“They’re not going to put charter schools in Old Hickory or Madison or Antioch. They want one in Green Hills,” Turner told reporters. “This is going to lead to resegregation of schools. This is not fair. It’s wrong.”
Turner, the House’s second-ranking Democrat, criticized Harwell over her legislation to give charter schools the right to go straight to the state Board of Education for authorization, bypassing the Metro school board. Harwell makes no secret about the fact that the bill is aimed at overturning the school board’s denial of Great Hearts Academies’ application to open a charter school in West Nashville. Her bill applies only to Nashville and Memphis.

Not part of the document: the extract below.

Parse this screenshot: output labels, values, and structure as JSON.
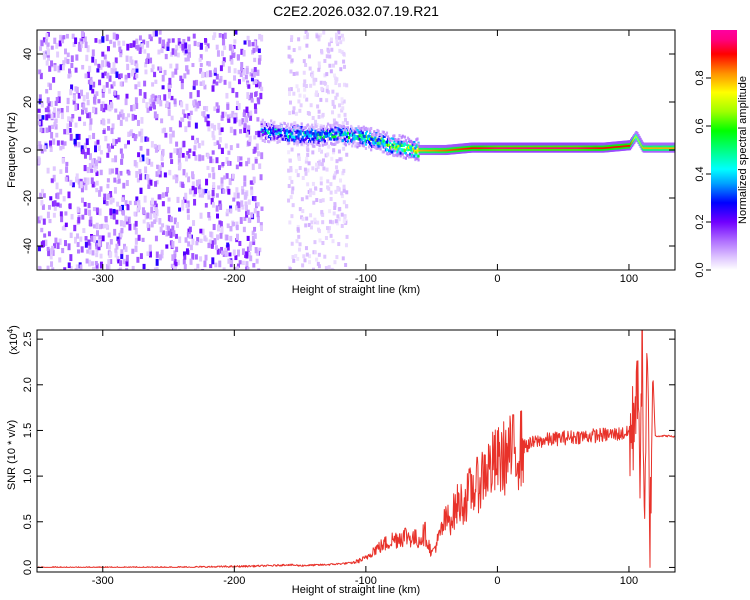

Turner complained that the bill was sprung on the public this week, amended into its present form just before the House Education subcommittee adopted it to the outrage of Democrats.
“This was slammed in here at the last minute like it was some kind of cloak and dagger thing,” Turner said. “They didn’t have enough Republican support for it to do it across the state. They couldn’t get it passed. Those rural Republican legislators are more than willing to stick it to the big cities as long as it doesn’t come their way.”
“I think she’s going to line up and just run over everybody who gets in the way on the thing,” Turner said of the speaker.
“All these people who support this don’t have their kids in public schools anyway,” Turner said, taking another shot at Harwell, whose two sons attend Montgomery Bell Academy. “You’ve got all these people with their kids in private schools trying to tell us public schools parents what to do. Almost everybody who’s such a big critic of public schools have their kids in private schools. It’s frustrating. “
Turner predicted that if Harwell's bill becomes law, charter schools will pop up all over Nashville's more affluent neighborhoods, catering to the children of well-to-do families.
To Pith after this morning's House session, Harwell denied Turner's accusations: "That is not my goal at all," she said when asked whether her bill could lead to resegregation.
"We actively recruited Great Hearts to come to this city, and I just would like to avoid what we went through" in the future, she said.